In Martin, A. N., “Crack Tip Plasticity: A Different Approach to Modelling Fracture Propagation in Soft Formations,” SPE 63171 (2000), a crack tip plasticity (CTP) method was developed, which assumed a fracture tip of finite radius, with a zone of plastically deformed material around it. The plastic zone forms when stresses on the rock increase beyond the yield point of the rock, at which point the rock starts to flow plastically. The plastic zone acts to absorb extra energy from the fracturing fluid, making it harder to propagate fractures through formations with significant plastic deformation. This in turn means that, for a given ductile material, fractures will be smaller and less conductive than those predicted by LEFM.
In van Dam, D. B., “Impact of Rock Plasticity on Hydraulic Fracture Propagation and Closure,” SPE 63172 (2000), scaled laboratory experiments of hydraulic fracture propagation and closure in soft artificial rock and outcrop rock samples were performed. Numerical simulations of the fracture behavior in plastic rocks were also performed, using independently measured rock properties. The simulations aided in interpreting the measurements and extrapolating the results to field scale. Plasticity induces a larger width in a fracture for a given net pressure, compared with elastic rock. However, the pressure to propagate fractures was only marginally increased and, in the case of laboratory tests, was actually lower than expected from elastic behavior. The most dramatic effect of plasticity is that closure is much lower than the confining stress due to strong stress redistribution along the fracture.

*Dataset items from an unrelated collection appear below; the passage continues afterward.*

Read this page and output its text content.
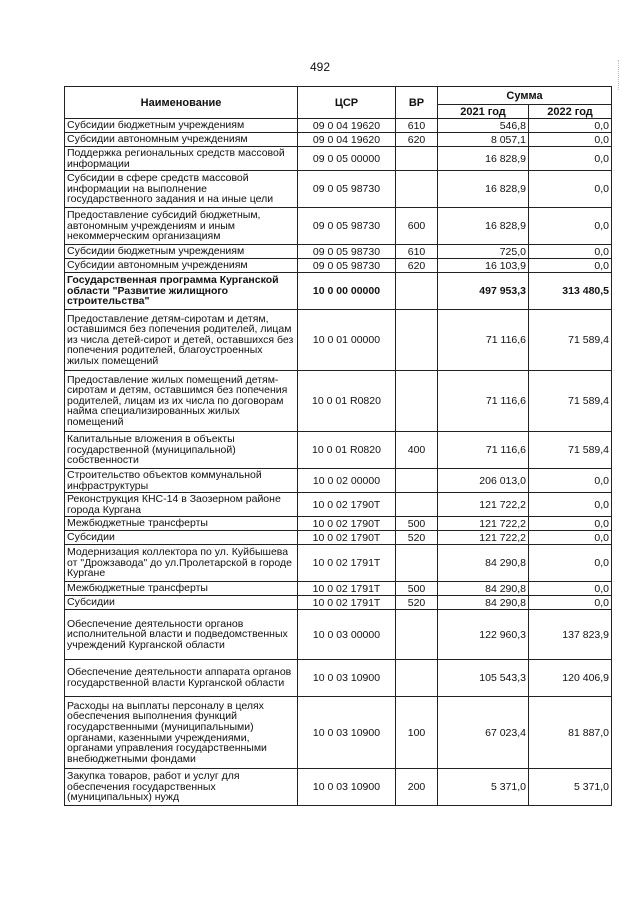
492
Наименование	ЦСР	ВР	Сумма	
			2021 год	2022 год
Субсидии бюджетным учреждениям	09 0 04 19620	610	546,8	0,0
Субсидии автономным учреждениям	09 0 04 19620	620	8 057,1	0,0
Поддержка региональных средств массовой информации	09 0 05 00000		16 828,9	0,0
Субсидии в сфере средств массовой информации на выполнение государственного задания и на иные цели	09 0 05 98730		16 828,9	0,0
Предоставление субсидий бюджетным, автономным учреждениям и иным некоммерческим организациям	09 0 05 98730	600	16 828,9	0,0
Субсидии бюджетным учреждениям	09 0 05 98730	610	725,0	0,0
Субсидии автономным учреждениям	09 0 05 98730	620	16 103,9	0,0
Государственная программа Курганской области "Развитие жилищного строительства"	10 0 00 00000		497 953,3	313 480,5
Предоставление детям-сиротам и детям, оставшимся без попечения родителей, лицам из числа детей-сирот и детей, оставшихся без попечения родителей, благоустроенных жилых помещений	10 0 01 00000		71 116,6	71 589,4
Предоставление жилых помещений детям-сиротам и детям, оставшимся без попечения родителей, лицам из их числа по договорам найма специализированных жилых помещений	10 0 01 R0820		71 116,6	71 589,4
Капитальные вложения в объекты государственной (муниципальной) собственности	10 0 01 R0820	400	71 116,6	71 589,4
Строительство объектов коммунальной инфраструктуры	10 0 02 00000		206 013,0	0,0
Реконструкция КНС-14 в Заозерном районе города Кургана	10 0 02 1790Т		121 722,2	0,0
Межбюджетные трансферты	10 0 02 1790Т	500	121 722,2	0,0
Субсидии	10 0 02 1790Т	520	121 722,2	0,0
Модернизация коллектора по ул. Куйбышева от "Дрожзавода" до ул.Пролетарской в городе Кургане	10 0 02 1791Т		84 290,8	0,0
Межбюджетные трансферты	10 0 02 1791Т	500	84 290,8	0,0
Субсидии	10 0 02 1791Т	520	84 290,8	0,0
Обеспечение деятельности органов исполнительной власти и подведомственных учреждений Курганской области	10 0 03 00000		122 960,3	137 823,9
Обеспечение деятельности аппарата органов государственной власти Курганской области	10 0 03 10900		105 543,3	120 406,9
Расходы на выплаты персоналу в целях обеспечения выполнения функций государственными (муниципальными) органами, казенными учреждениями, органами управления государственными внебюджетными фондами	10 0 03 10900	100	67 023,4	81 887,0
Закупка товаров, работ и услуг для обеспечения государственных (муниципальных) нужд	10 0 03 10900	200	5 371,0	5 371,0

In Dean, R. H. and Schmidt, J. H., “Hydraulic Fracture Predictions with a Fully Coupled Geomechanical Reservoir Simulator,” SPE 116470 (2008), a geomechanical reservoir simulator was developed that combined hydraulic fracture growth, multiphase/multicomponent Darcy/nonDarcy porous flow, heat convection and conduction, solids deposition, and poroelastic/poroplastic deformation in a single application. The program contained two separate criteria that could be used to model fracture propagation: a critical fracture-opening criterion based on a stress intensity factor and a cohesive zone model that used quadrilateral cohesive elements in the fracture. The cohesive zone model includes a cohesive strength and an energy release rate in the calculations at the tip of a propagating hydraulic fracture.
U.S. Patent Application Publication No. 2008/0091396 by Kennon, et al., provides a method and system for modeling and predicting hydraulic fracture performance in hydrocarbon reservoirs. An unstructured automatic mesh is generated and computational algorithms are executed using a finite element numerical approach. The method is to model a hydrocarbon reservoir, wells, and completions as a single system, accounting for static information and transient behavior of wells, hydraulic fractures, and reservoirs in a single model. Models used for the fracture behavior are not disclosed.
Most of the current hydraulic fracture modeling in the oil industry continues to rely on empirical models, or on numerical methods based on linear elastic fracture mechanics (LEFM). Generally, these methods are valid for brittle materials and give reasonable predictions for hydraulic fractures in hard rocks. However, for ductile rock, such as shale, clay, weakly consolidated sandstones (low cohesion granular materials), or other relatively less brittle, softer, and/or more deformable rocks, the LEFM-based methods typically give overly conservative and often limited-use or unuseful predictions of fracture geometry.